Which has a larger context window, Qwen2-VL-72B-Instruct or Qwen3.5-9B?

Qwen3.5-9B supports 262k tokens, while Qwen2-VL-72B-Instruct supports 32k tokens. That gap matters most for long documents, large codebases, retrieval-heavy agents, and conversations where earlier context must remain visible. Use this as a quick comparison signal, then confirm the provider-specific limits before committing to production.

Which is cheaper, Qwen2-VL-72B-Instruct or Qwen3.5-9B?

Qwen3.5-9B is cheaper on tracked token pricing. Qwen2-VL-72B-Instruct costs $0.90/1M input and $0.90/1M output tokens. Qwen3.5-9B costs $0.10/1M input and $0.15/1M output tokens. Provider discounts or batch pricing can still change the final bill.

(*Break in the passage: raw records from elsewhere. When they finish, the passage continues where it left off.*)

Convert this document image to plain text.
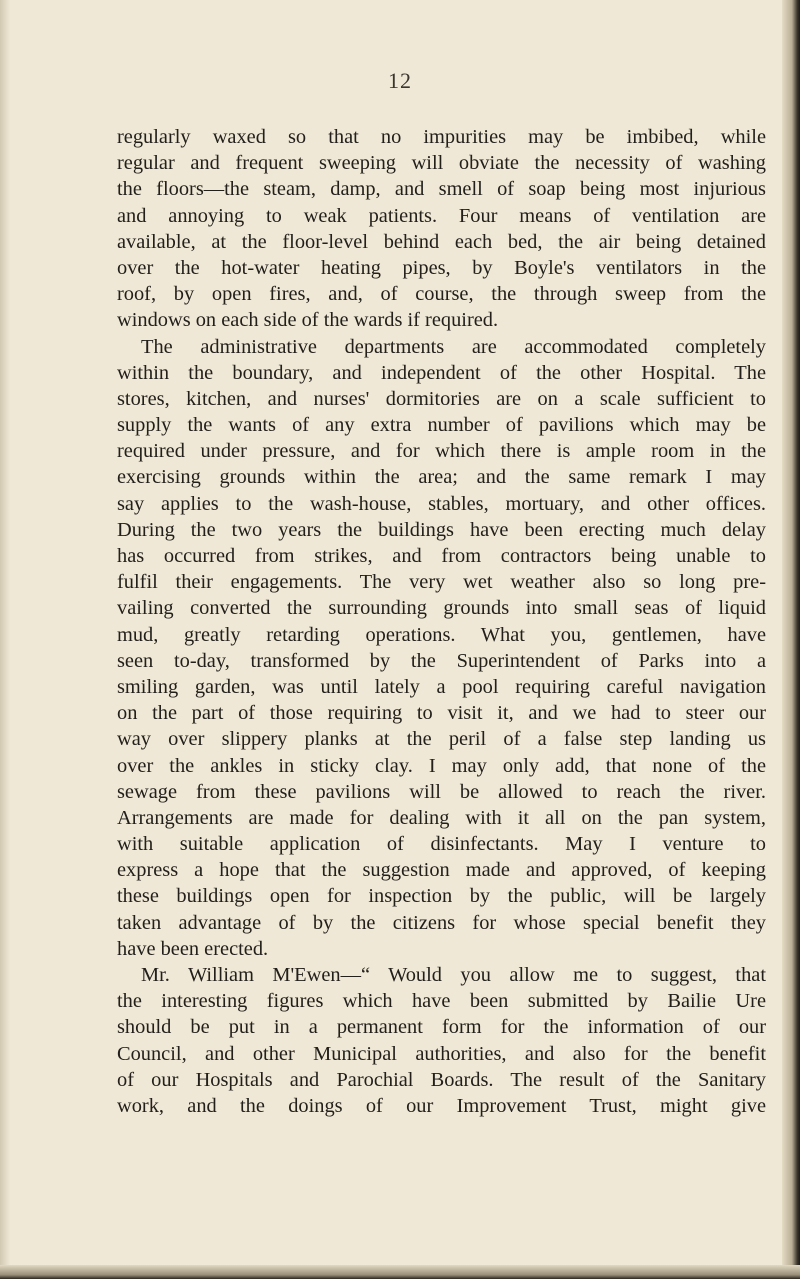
12
regularly waxed so that no impurities may be imbibed, while
regular and frequent sweeping will obviate the necessity of washing
the floors—the steam, damp, and smell of soap being most injurious
and annoying to weak patients. Four means of ventilation are
available, at the floor-level behind each bed, the air being detained
over the hot-water heating pipes, by Boyle's ventilators in the
roof, by open fires, and, of course, the through sweep from the
windows on each side of the wards if required.
The administrative departments are accommodated completely
within the boundary, and independent of the other Hospital. The
stores, kitchen, and nurses' dormitories are on a scale sufficient to
supply the wants of any extra number of pavilions which may be
required under pressure, and for which there is ample room in the
exercising grounds within the area; and the same remark I may
say applies to the wash-house, stables, mortuary, and other offices.
During the two years the buildings have been erecting much delay
has occurred from strikes, and from contractors being unable to
fulfil their engagements. The very wet weather also so long pre-
vailing converted the surrounding grounds into small seas of liquid
mud, greatly retarding operations. What you, gentlemen, have
seen to-day, transformed by the Superintendent of Parks into a
smiling garden, was until lately a pool requiring careful navigation
on the part of those requiring to visit it, and we had to steer our
way over slippery planks at the peril of a false step landing us
over the ankles in sticky clay. I may only add, that none of the
sewage from these pavilions will be allowed to reach the river.
Arrangements are made for dealing with it all on the pan system,
with suitable application of disinfectants. May I venture to
express a hope that the suggestion made and approved, of keeping
these buildings open for inspection by the public, will be largely
taken advantage of by the citizens for whose special benefit they
have been erected.
Mr. William M'Ewen—“ Would you allow me to suggest, that
the interesting figures which have been submitted by Bailie Ure
should be put in a permanent form for the information of our
Council, and other Municipal authorities, and also for the benefit
of our Hospitals and Parochial Boards. The result of the Sanitary
work, and the doings of our Improvement Trust, might give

Is Qwen2-VL-72B-Instruct or Qwen3.5-9B open source?

Qwen2-VL-72B-Instruct is listed under Apache 2.0. Qwen3.5-9B is listed under Apache 2.0. License labels affect whether you can self-host, redistribute weights, or rely only on hosted APIs, so confirm the upstream license before deployment.

Which is better for vision, Qwen2-VL-72B-Instruct or Qwen3.5-9B?

Both Qwen2-VL-72B-Instruct and Qwen3.5-9B expose vision. The better choice depends on benchmark fit, context budget, pricing, and whether your provider route exposes the same capability surface. Use this as a quick comparison signal, then confirm the provider-specific limits before committing to production.

Which is better for multimodal input, Qwen2-VL-72B-Instruct or Qwen3.5-9B?

Both Qwen2-VL-72B-Instruct and Qwen3.5-9B expose multimodal input. The better choice depends on benchmark fit, context budget, pricing, and whether your provider route exposes the same capability surface. Use this as a quick comparison signal, then confirm the provider-specific limits before committing to production.

Where can I run Qwen2-VL-72B-Instruct and Qwen3.5-9B?

Qwen2-VL-72B-Instruct is available on Fireworks AI. Qwen3.5-9B is available on Together AI, OpenRouter, and Alibaba Cloud PAI-EAS. Provider coverage can affect latency, region availability, compliance posture, and fallback options. Use this as a quick comparison signal, then confirm the provider-specific limits before committing to production.

Continue comparing

Last reviewed: 2026-06-15. Data sourced from public model cards and provider documentation.